Иногда Шевек разговаривал и со своим спутником. Когда стало темнее, этот человек все чаще лежал с открытыми глазами и раза два даже застонал, да так жалобно, по-детски, что у Шевека дрогнуло сердце. Ведь его спутник с отчаянным мужеством все то время, пока вокруг них безумствовала толпа, старался держаться на ногах и идти вперед, сквозь здание Директората, к Старому Городу, пряча раненую руку под куртку, прижимая ее к боку, чтобы Шевек не заметил, как серьезно он ранен, чтобы не отставать, не задерживать Шевека. Когда он застонал особенно громко, Шевек сжал его здоровую руку и прошептал:
— Тише, тише, брат, услышать могут! — Вряд ли их услышали бы снаружи, просто ему невыносимо было слышать, как этот человек страдает, и не иметь возможности ничем облегчить эти страдания. Раненый слабо кивнул и закусил губу.
Они просидели в подвале трое суток. Время от времени где-то рядом возникали спорадические перестрелки, армией явно по-прежнему были блокированы все входы и выходы на бульвар Мезее, находившийся поблизости. Правда, мятежники уже отступили, на бульваре и вокруг было так много солдат, что Шевеку и его спутнику, видимо, не оставалось ничего другого, как выйти и сдаться на их милость. Один раз, когда раненый в очередной раз пришел в себя, Шевек спросил его:
— А если мы выйдем наружу и добровольно сдадимся, что с нами сделают?

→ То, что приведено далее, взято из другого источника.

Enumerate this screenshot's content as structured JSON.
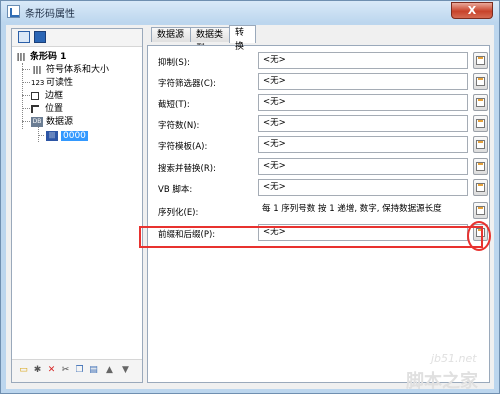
{
  "window": {
    "title": "条形码属性",
    "close_label": "X"
  },
  "tree": {
    "root": "条形码 1",
    "items": [
      "符号体系和大小",
      "可读性",
      "边框",
      "位置",
      "数据源"
    ],
    "readability_prefix": "123",
    "child": "0000"
  },
  "tabs": [
    "数据源",
    "数据类型",
    "转换"
  ],
  "active_tab": "转换",
  "fields": [
    {
      "label": "抑制(S):",
      "value": "<无>"
    },
    {
      "label": "字符筛选器(C):",
      "value": "<无>"
    },
    {
      "label": "截短(T):",
      "value": "<无>"
    },
    {
      "label": "字符数(N):",
      "value": "<无>"
    },
    {
      "label": "字符模板(A):",
      "value": "<无>"
    },
    {
      "label": "搜索并替换(R):",
      "value": "<无>"
    },
    {
      "label": "VB 脚本:",
      "value": "<无>"
    },
    {
      "label": "序列化(E):",
      "value": "每 1 序列号数 按 1 递增, 数字, 保持数据源长度"
    },
    {
      "label": "前缀和后缀(P):",
      "value": "<无>"
    }
  ],
  "watermark": {
    "line1": "jb51.net",
    "line2": "脚本之家"
  },
  "colors": {
    "highlight": "#e8322f",
    "selection": "#3399ff"
  }
}
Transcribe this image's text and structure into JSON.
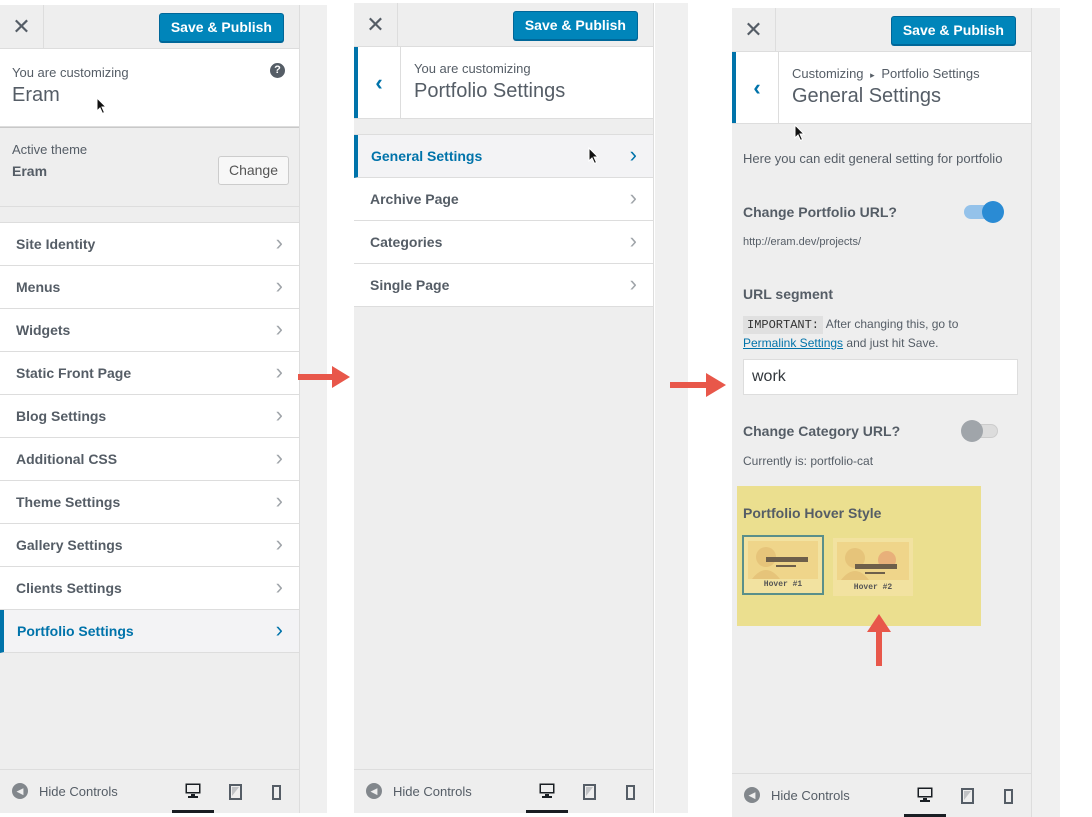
{
  "common": {
    "save_label": "Save & Publish",
    "close_glyph": "✕",
    "hide_controls": "Hide Controls",
    "chevron": "›",
    "back_glyph": "‹"
  },
  "panel1": {
    "you_are_customizing": "You are customizing",
    "site_name": "Eram",
    "help_glyph": "?",
    "active_theme_label": "Active theme",
    "theme_name": "Eram",
    "change_label": "Change",
    "menu": [
      {
        "label": "Site Identity"
      },
      {
        "label": "Menus"
      },
      {
        "label": "Widgets"
      },
      {
        "label": "Static Front Page"
      },
      {
        "label": "Blog Settings"
      },
      {
        "label": "Additional CSS"
      },
      {
        "label": "Theme Settings"
      },
      {
        "label": "Gallery Settings"
      },
      {
        "label": "Clients Settings"
      },
      {
        "label": "Portfolio Settings",
        "active": true
      }
    ]
  },
  "panel2": {
    "you_are_customizing": "You are customizing",
    "section_title": "Portfolio Settings",
    "menu": [
      {
        "label": "General Settings",
        "active": true
      },
      {
        "label": "Archive Page"
      },
      {
        "label": "Categories"
      },
      {
        "label": "Single Page"
      }
    ]
  },
  "panel3": {
    "crumb_root": "Customizing",
    "crumb_sep": "▸",
    "crumb_parent": "Portfolio Settings",
    "section_title": "General Settings",
    "description": "Here you can edit general setting for portfolio",
    "portfolio_url_label": "Change Portfolio URL?",
    "portfolio_url_on": true,
    "portfolio_url_value": "http://eram.dev/projects/",
    "url_segment_label": "URL segment",
    "important_tag": "IMPORTANT:",
    "important_text_1": "After changing this, go to",
    "permalink_link": "Permalink Settings",
    "important_text_2": "and just hit Save.",
    "url_segment_value": "work",
    "category_url_label": "Change Category URL?",
    "category_url_on": false,
    "category_current": "Currently is: portfolio-cat",
    "hover_style_label": "Portfolio Hover Style",
    "hover_options": [
      {
        "caption": "Hover #1",
        "selected": true
      },
      {
        "caption": "Hover #2",
        "selected": false
      }
    ]
  },
  "colors": {
    "accent": "#0073aa",
    "save_button": "#0085ba",
    "toggle_on": "#2a8bd4",
    "toggle_off": "#a0a5aa",
    "highlight": "#ebdf8f",
    "arrow_red": "#e8574a"
  },
  "icons": {
    "close": "close-icon",
    "help": "help-icon",
    "chevron": "chevron-right-icon",
    "back": "chevron-left-icon",
    "hide_controls": "arrow-left-circle-icon",
    "desktop": "desktop-icon",
    "tablet": "tablet-icon",
    "mobile": "mobile-icon",
    "annotation_arrow": "red-arrow-icon"
  }
}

Раненый улыбнулся и кратко ответил:
— Пристрелят.
Вокруг все время слышалась стрельба, то дальше, то ближе, порой перестрелка продолжалась часами, а порой они слышали отдельные мощные взрывы и стрекот вертолетов. Вероятнее всего, раненый был абсолютно прав. Шевеку только не совсем ясно было, почему он улыбнулся.

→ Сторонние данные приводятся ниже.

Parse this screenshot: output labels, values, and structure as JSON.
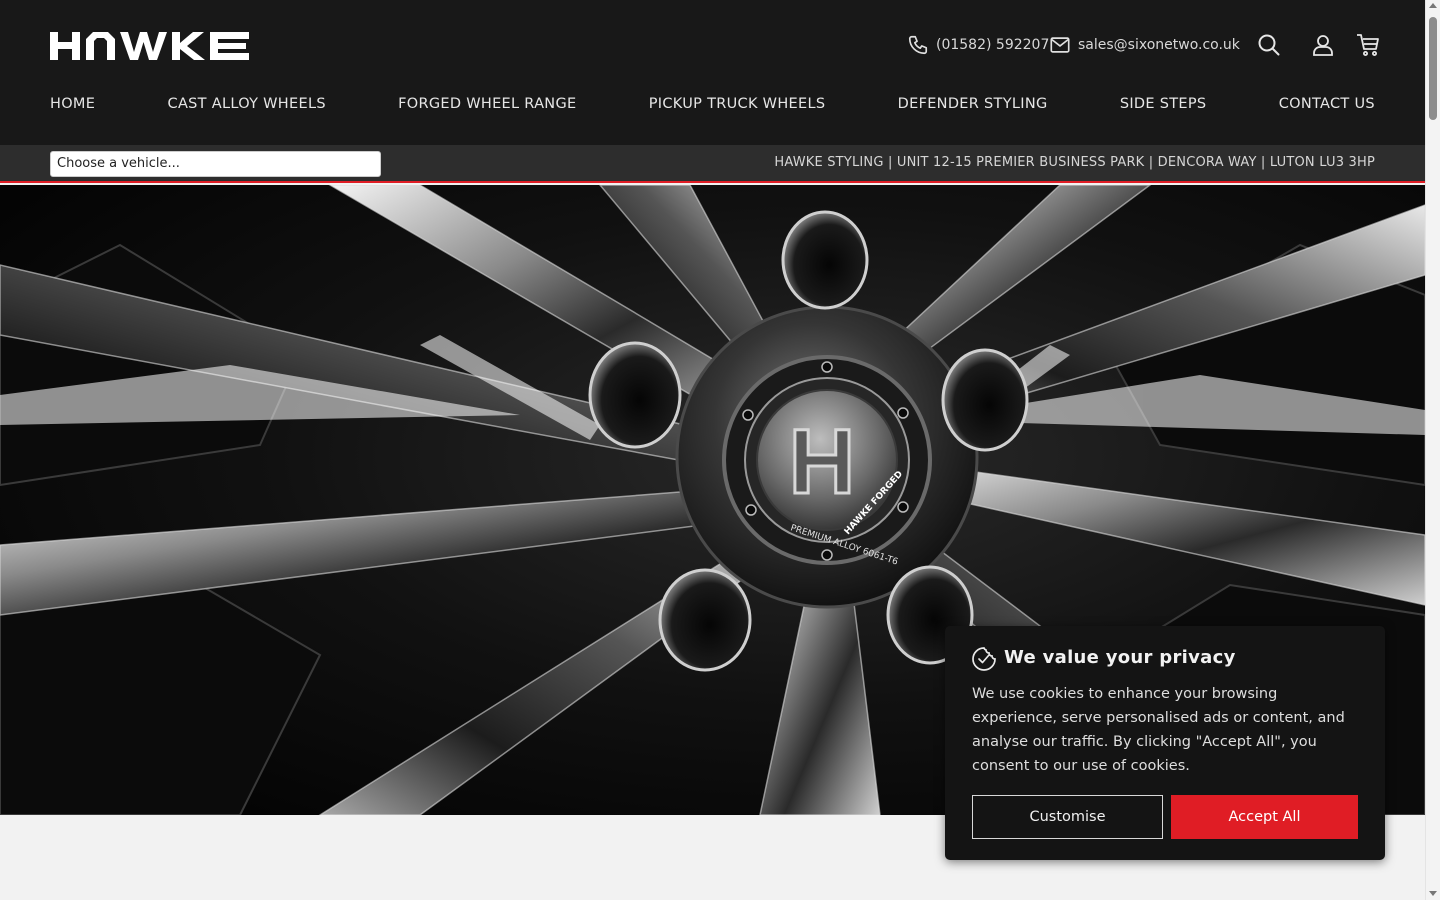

Он умер от потери крови в ту ночь, когда они лежали, прижавшись друг к другу, чтобы согреться, на груде соломы, собранной Шевеком среди упаковочных клетей. Он уже окоченел, когда Шевек проснулся. Шевек сел и прислушался: в огромном темном подвале, на улицах наверху и во всем городе стояла тишина — тишина смерти.